Liam Tracey
Sep 21, 20212 min
Updated: Aug 23, 2022
In this FAQ series, we asked clinical psychologist Catherine Gallagher “How do I know if my child has an issue with anxiety?”
When this question is asked, it is often an indicator that anxiety is already presenting some challenges, for either your child or possibly even for you. One of the difficult aspects of anxiety is that it encourages worrying, which in turn exacerbates the situation. So, the fact that your child is having some challenges might be something that you yourself are becoming increasingly concerned about. Either way, if they are presenting anxious tendencies, or whether you are worried about it becoming an issue, being proactive in learning more is an excellent choice. We know that there are some things we can do to support individuals with anxiety, and their family, that can have a positive impact, or even stop it becoming even more problematic.
There are some clues that may indicate the development of anxiety in children, and they come down to three factors. The first is sleep. How much disruption to their sleeping routine is the anxiety causing? Is it getting in the way of them sleeping in their own bed, or them going to school?
Secondly, how much distress is it causing?

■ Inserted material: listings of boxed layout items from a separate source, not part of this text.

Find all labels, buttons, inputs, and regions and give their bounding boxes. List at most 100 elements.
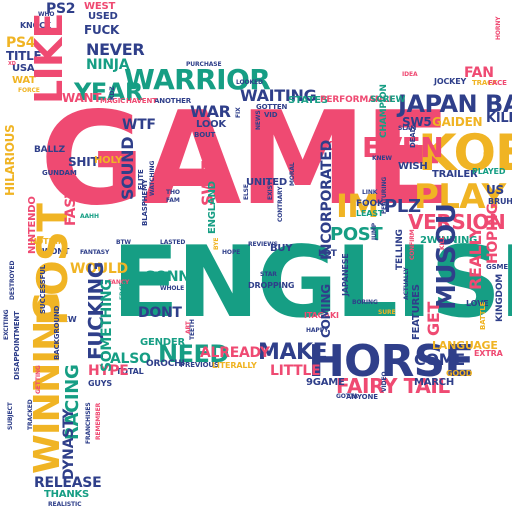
word-nothin: NOTHIN bbox=[30, 237, 65, 246]
word-total: TOTAL bbox=[116, 367, 144, 376]
word-want: WANT bbox=[62, 91, 102, 105]
word-coming: COMING bbox=[319, 284, 333, 338]
word-contrary: CONTRARY bbox=[277, 186, 284, 222]
word-bruh: BRUH bbox=[488, 197, 512, 206]
word-us: US bbox=[486, 183, 504, 197]
word-force: FORCE bbox=[18, 87, 40, 94]
word-played: PLAYED bbox=[472, 167, 506, 176]
word-also: ALSO bbox=[110, 351, 151, 367]
word-ps2: PS2 bbox=[46, 1, 76, 17]
word-really: REALLY bbox=[466, 226, 485, 290]
word-bout: BOUT bbox=[194, 131, 216, 139]
word-nintendo: NINTENDO bbox=[27, 196, 38, 254]
word-fancy: FANCY bbox=[108, 279, 130, 286]
word-knock: KNOCK bbox=[20, 21, 51, 30]
word-hoping: HOPING bbox=[485, 203, 501, 264]
word-disappointment: DISAPPOINTMENT bbox=[13, 311, 21, 380]
word-gsme: GSME bbox=[486, 263, 508, 271]
word-star: STAR bbox=[260, 271, 277, 278]
word-9game: 9GAME bbox=[306, 377, 345, 388]
word-havent: HAVENT bbox=[126, 97, 157, 105]
word-kill-small: KILL bbox=[439, 235, 446, 250]
word-anyone: ANYONE bbox=[346, 393, 378, 401]
word-waiting: WAITING bbox=[240, 86, 317, 105]
word-lot: LOT bbox=[318, 249, 337, 259]
word-fairy-tail: FAIRY TAIL bbox=[336, 374, 450, 398]
word-gundam: GUNDAM bbox=[42, 169, 77, 177]
word-champion: CHAMPION bbox=[379, 84, 389, 138]
word-warrior: WARRIOR bbox=[124, 63, 271, 96]
word-like: LIKE bbox=[27, 13, 71, 104]
word-little: LITTLE bbox=[270, 363, 321, 379]
word-plz: PLZ bbox=[384, 196, 421, 217]
word-edge: EDGE bbox=[119, 282, 126, 300]
word-xd: XD bbox=[8, 61, 16, 67]
word-tracked: TRACKED bbox=[27, 399, 34, 430]
word-game: GAME bbox=[40, 85, 451, 234]
word-destroyed: DESTROYED bbox=[9, 260, 16, 300]
word-trailer: TRAILER bbox=[432, 169, 478, 180]
word-never: NEVER bbox=[86, 40, 145, 59]
word-holy: HOLY bbox=[94, 155, 123, 166]
word-wont: WONT bbox=[42, 247, 70, 256]
word-performance: PERFORMANCE bbox=[320, 95, 395, 105]
word-usa: USA bbox=[12, 63, 35, 74]
word-make: MAKE bbox=[258, 340, 328, 365]
word-battle: BATTLE bbox=[479, 301, 487, 330]
word-getting: GETTING bbox=[35, 365, 42, 394]
word-gaiden: GAIDEN bbox=[432, 115, 483, 129]
word-news: NEWS bbox=[255, 110, 262, 130]
word-exist: EXIST bbox=[267, 181, 274, 200]
word-video: VIDEO bbox=[381, 371, 388, 392]
word-states: STATES bbox=[288, 95, 328, 106]
word-tho: THO bbox=[166, 189, 180, 196]
word-kdz: KDZ bbox=[109, 86, 116, 100]
word-new: NEW bbox=[56, 315, 77, 324]
word-uk: UK bbox=[314, 139, 333, 153]
word-thanks: THANKS bbox=[44, 489, 90, 500]
word-jockey: JOCKEY bbox=[434, 77, 467, 86]
word-telling: TELLING bbox=[395, 229, 405, 270]
word-aahh: AAHH bbox=[80, 213, 99, 220]
word-guys: GUYS bbox=[88, 379, 112, 388]
word-reviews: REVIEWS bbox=[248, 241, 278, 248]
word-dont: DONT bbox=[138, 305, 182, 321]
word-fam: FAM bbox=[166, 197, 180, 204]
word-good: GOOD bbox=[446, 369, 473, 378]
word-else: ELSE bbox=[243, 184, 250, 200]
word-slam: SLAM bbox=[398, 125, 417, 132]
word-love: LOVE bbox=[466, 299, 489, 308]
word-fantasy: FANTASY bbox=[80, 249, 110, 256]
word-buy: BUY bbox=[270, 243, 293, 254]
word-jump: JUMP bbox=[371, 223, 378, 240]
word-2winning: 2WINNING bbox=[420, 235, 478, 246]
word-sure: SURE bbox=[378, 309, 396, 316]
word-play: PLAY bbox=[414, 177, 506, 217]
word-dropping: DROPPING bbox=[248, 281, 295, 290]
word-version: VERSION bbox=[408, 210, 506, 234]
word-fix: FIX bbox=[235, 107, 242, 118]
word-btw: BTW bbox=[116, 239, 131, 246]
word-kill: KILL bbox=[486, 111, 512, 126]
word-background: BACKGROUND bbox=[53, 305, 61, 360]
word-previous: PREVIOUS bbox=[180, 361, 219, 369]
word-united: UNITED bbox=[246, 177, 287, 188]
word-face: FACE bbox=[488, 79, 507, 87]
word-extra: EXTRA bbox=[474, 349, 503, 358]
word-itagaki: ITAGAKI bbox=[304, 311, 339, 320]
word-march: MARCH bbox=[414, 377, 455, 388]
word-gotten: GOTTEN bbox=[256, 103, 288, 111]
word-come: COME bbox=[414, 350, 465, 369]
word-features: FEATURES bbox=[411, 284, 422, 340]
word-exciting: EXCITING bbox=[3, 309, 10, 340]
word-shit: SHIT bbox=[68, 155, 99, 169]
word-watching: WATCHING bbox=[149, 160, 156, 196]
word-link: LINK bbox=[362, 189, 378, 196]
word-musou: MUSOU bbox=[432, 203, 462, 310]
word-wish: WISH bbox=[398, 161, 428, 172]
word-wat: WAT bbox=[12, 75, 36, 86]
word-im: IM bbox=[336, 187, 379, 225]
word-release: RELEASE bbox=[34, 475, 102, 491]
word-fool: FOOL bbox=[483, 142, 490, 160]
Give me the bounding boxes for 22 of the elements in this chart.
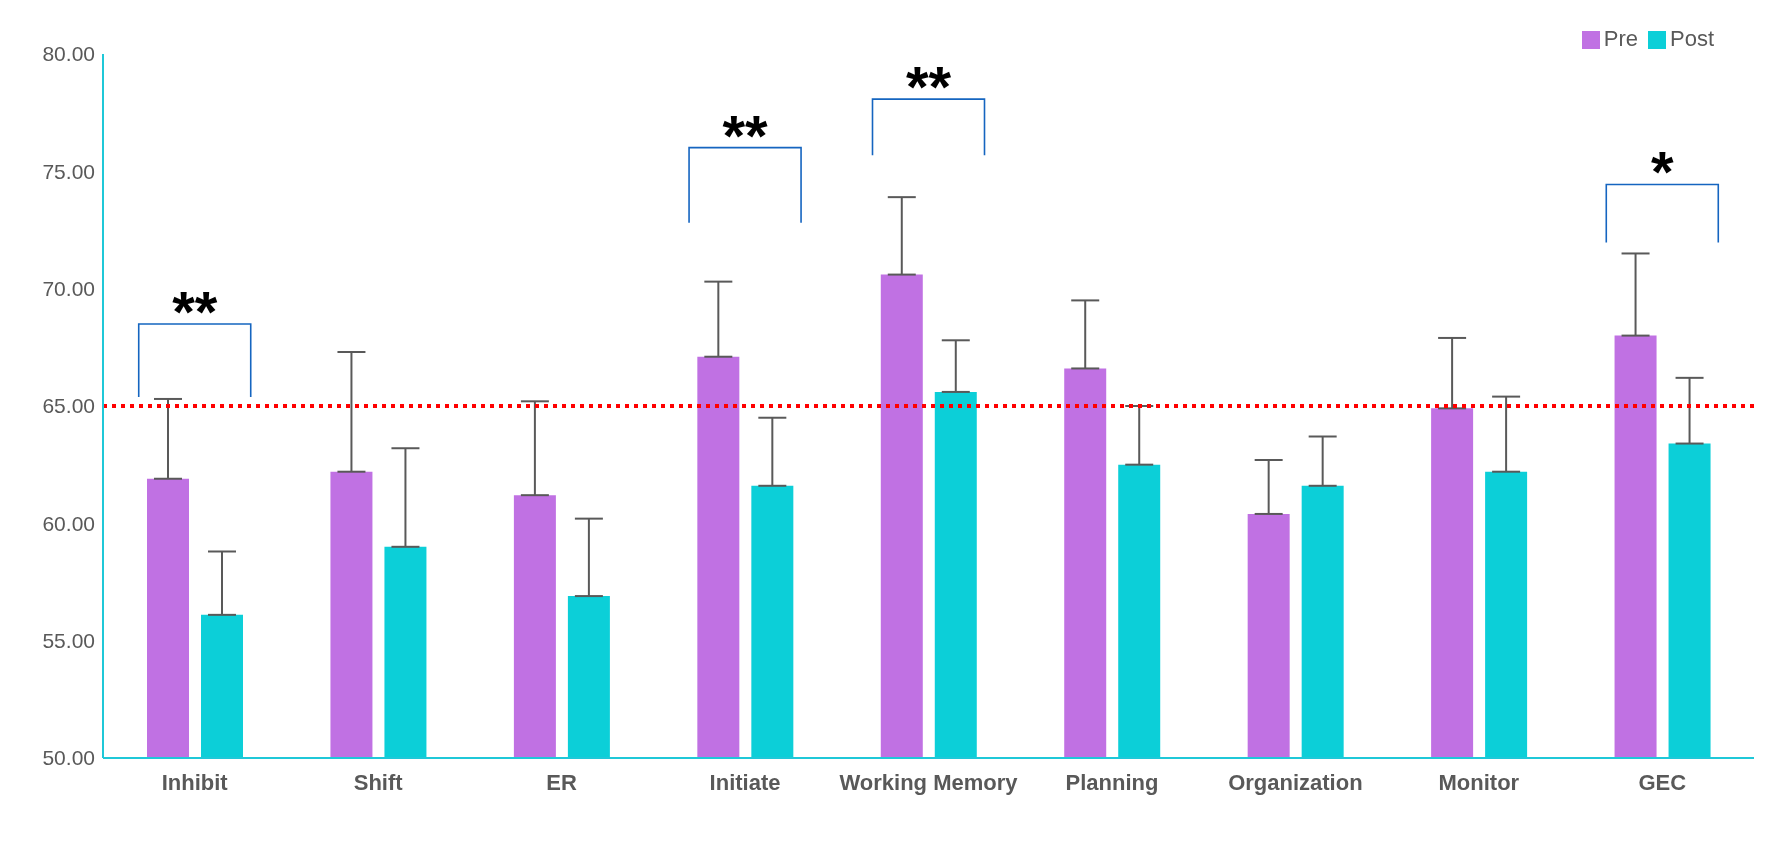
annotation: ** [172,278,218,344]
y-tick-label: 50.00 [42,746,95,770]
x-tick-label: Monitor [1438,769,1520,795]
y-tick-label: 55.00 [42,629,95,653]
x-tick-label: GEC [1638,769,1687,795]
x-tick-label: Shift [353,769,404,795]
x-tick-label: ER [546,769,577,795]
y-tick-label: 65.00 [42,394,95,418]
x-tick-label: Organization [1228,769,1363,795]
y-tick-label: 75.00 [42,159,95,183]
legend-label: Pre [1603,26,1638,51]
y-tick-label: 60.00 [42,511,95,535]
x-tick-label: Initiate [709,769,781,795]
annotation: ** [905,54,952,120]
annotation: ** [722,102,769,168]
x-tick-label: Inhibit [161,769,229,795]
y-tick-label: 70.00 [42,277,95,301]
annotation: * [1650,139,1674,205]
y-tick-label: 80.00 [42,42,95,66]
legend-label: Post [1669,26,1714,51]
x-tick-label: Working Memory [839,769,1019,795]
x-tick-label: Planning [1065,769,1159,795]
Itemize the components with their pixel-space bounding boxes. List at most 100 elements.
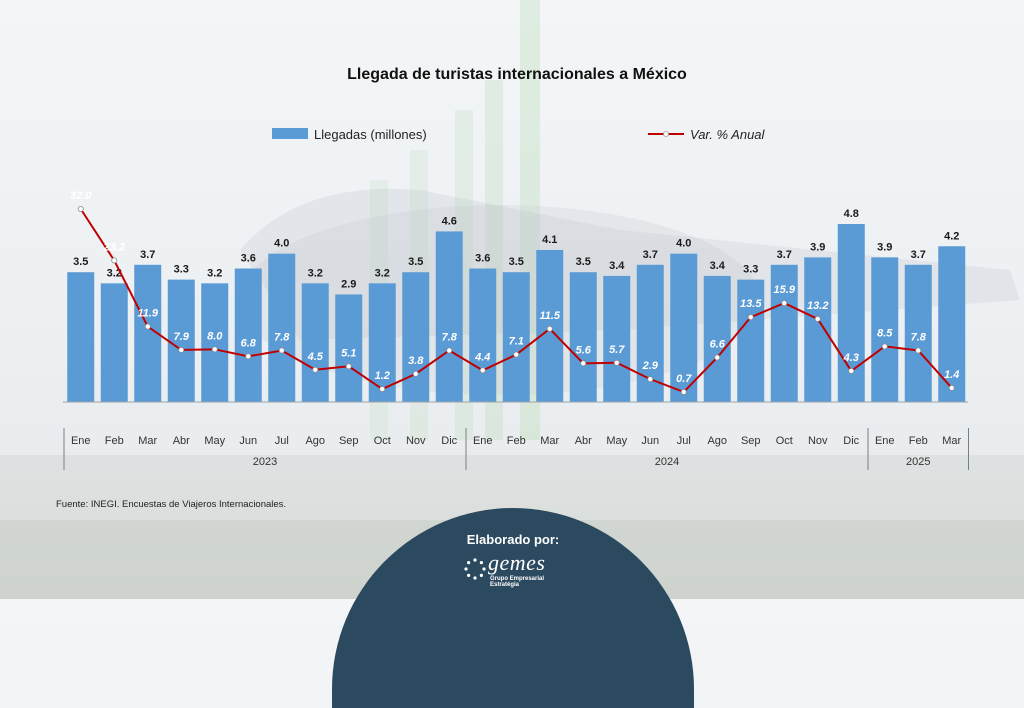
line-point — [479, 367, 486, 374]
line-point — [345, 363, 352, 370]
bar — [167, 279, 195, 402]
bar — [402, 272, 430, 402]
line-value-label: 7.1 — [509, 336, 524, 348]
line-value-label: 4.5 — [307, 351, 324, 363]
bar — [938, 246, 966, 402]
month-tick-label: Ene — [875, 435, 895, 447]
line-value-label: 32.0 — [70, 190, 92, 202]
bar-value-label: 2.9 — [341, 278, 356, 290]
credit-badge-title: Elaborado por: — [466, 532, 560, 547]
bar — [670, 253, 698, 402]
line-value-label: 4.3 — [843, 352, 859, 364]
legend-bar-swatch — [272, 128, 308, 139]
line-series — [77, 205, 955, 395]
bar — [770, 264, 798, 402]
bar — [737, 279, 765, 402]
month-tick-label: Jul — [677, 435, 691, 447]
bar-value-label: 4.0 — [676, 238, 691, 250]
month-tick-label: Jul — [275, 435, 289, 447]
bar — [201, 283, 229, 402]
month-tick-label: Feb — [105, 435, 124, 447]
line-point — [178, 346, 185, 353]
credit-badge: Elaborado por: gemes Grupo Empresarial E… — [332, 508, 694, 708]
bar-value-label: 3.7 — [777, 249, 792, 261]
line-value-label: 3.8 — [408, 355, 424, 367]
line-point — [948, 384, 955, 391]
bar — [100, 283, 128, 402]
line-point — [647, 376, 654, 383]
bar — [435, 231, 463, 402]
chart-title: Llegada de turistas internacionales a Mé… — [347, 66, 687, 83]
month-tick-label: Mar — [942, 435, 961, 447]
bar-value-label: 3.5 — [576, 256, 591, 268]
bar-value-label: 4.2 — [944, 230, 959, 242]
bar — [268, 253, 296, 402]
line-point — [848, 367, 855, 374]
line-value-label: 5.6 — [576, 344, 592, 356]
bar-value-label: 3.2 — [308, 267, 323, 279]
line-value-label: 11.9 — [137, 308, 158, 320]
line-point — [379, 386, 386, 393]
line-value-label: 13.2 — [807, 300, 828, 312]
month-tick-label: Jun — [641, 435, 659, 447]
bar — [904, 264, 932, 402]
line-value-label: 6.6 — [710, 339, 726, 351]
bar — [502, 272, 530, 402]
line-value-label: 5.1 — [341, 347, 356, 359]
line-value-label: 1.2 — [375, 370, 390, 382]
bar-value-label: 3.2 — [207, 267, 222, 279]
bar — [804, 257, 832, 402]
line-value-label: 7.9 — [174, 331, 190, 343]
bar-value-label: 3.7 — [643, 249, 658, 261]
year-label: 2024 — [655, 456, 679, 468]
bar — [703, 275, 731, 402]
month-tick-label: Jun — [239, 435, 257, 447]
bar-value-label: 3.6 — [475, 253, 490, 265]
bar-value-label: 3.4 — [609, 260, 625, 272]
bar — [335, 294, 363, 402]
month-tick-label: Abr — [173, 435, 190, 447]
line-point — [814, 315, 821, 322]
legend-line-marker — [663, 131, 669, 137]
bar-value-label: 3.7 — [140, 249, 155, 261]
bar-labels: 3.5 3.2 3.7 3.3 3.2 3.6 4.0 3.2 2.9 3.2 3.5 4.6 3.6 3… — [73, 208, 959, 290]
line-point — [546, 325, 553, 332]
line-point — [245, 353, 252, 360]
line-value-label: 0.7 — [676, 373, 692, 385]
company-logo: gemes Grupo Empresarial Estratégia — [460, 550, 570, 588]
month-tick-label: Dic — [441, 435, 457, 447]
bar-value-label: 3.2 — [107, 267, 122, 279]
line-point — [915, 347, 922, 354]
bar-value-label: 3.4 — [710, 260, 726, 272]
line-value-label: 5.7 — [609, 344, 625, 356]
month-tick-label: Ene — [473, 435, 493, 447]
month-tick-label: Nov — [406, 435, 426, 447]
line-point — [278, 347, 285, 354]
bar-value-label: 3.5 — [73, 256, 88, 268]
line-value-label: 8.0 — [207, 330, 223, 342]
month-tick-label: Ene — [71, 435, 91, 447]
month-tick-label: Feb — [507, 435, 526, 447]
bar — [837, 224, 865, 402]
bar — [871, 257, 899, 402]
line-point — [613, 359, 620, 366]
line-value-label: 23.2 — [103, 241, 125, 253]
bar — [67, 272, 95, 402]
bar-value-label: 4.8 — [844, 208, 859, 220]
bar-value-label: 3.9 — [877, 241, 892, 253]
line-point — [446, 347, 453, 354]
logo-wordmark: gemes — [488, 550, 546, 575]
line-point — [312, 366, 319, 373]
line-point — [714, 354, 721, 361]
month-tick-label: Sep — [741, 435, 761, 447]
line-value-label: 8.5 — [877, 327, 893, 339]
legend: Llegadas (millones) Var. % Anual — [272, 127, 766, 142]
line-point — [144, 323, 151, 330]
bar-value-label: 3.3 — [743, 264, 758, 276]
bar — [234, 268, 262, 402]
month-tick-label: May — [204, 435, 225, 447]
month-tick-label: Dic — [843, 435, 859, 447]
month-tick-label: Abr — [575, 435, 592, 447]
x-axis: Ene Feb Mar Abr May Jun Jul Ago Sep Oct Nov Dic Ene F… — [63, 428, 969, 470]
line-value-label: 6.8 — [241, 337, 257, 349]
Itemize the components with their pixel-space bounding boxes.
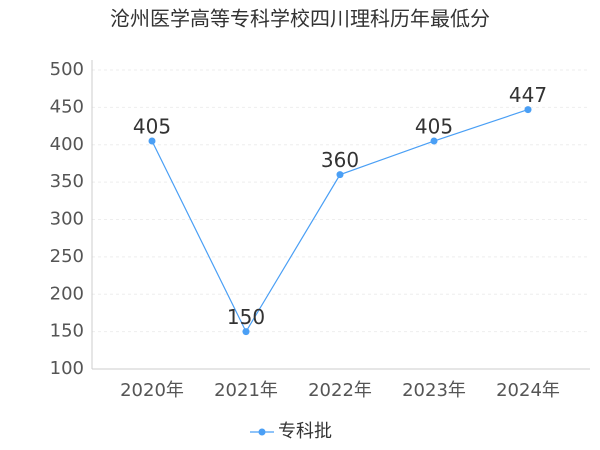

By this, we are talking about being upset to the point that it restricts their ability to function normally. These intense incidents may also last for a prolonged period of time.
The third factor is that the various approaches that you have tried to support them aren't working. They are still presenting anxious tendencies regardless of what you have done.
So, as a parent, you might be feeling a bit stretched, realising that everything you are trying isn’t having a positive impact, or that you are in need of some support. Either way, reaching out to professionals for resources, more information or even a bit of a plan around to support your child is a good move, particularly if those clues feel relevant to your situation. It's really important to reach out, to get some support, so that there is a resolution for your child, but also for yourself.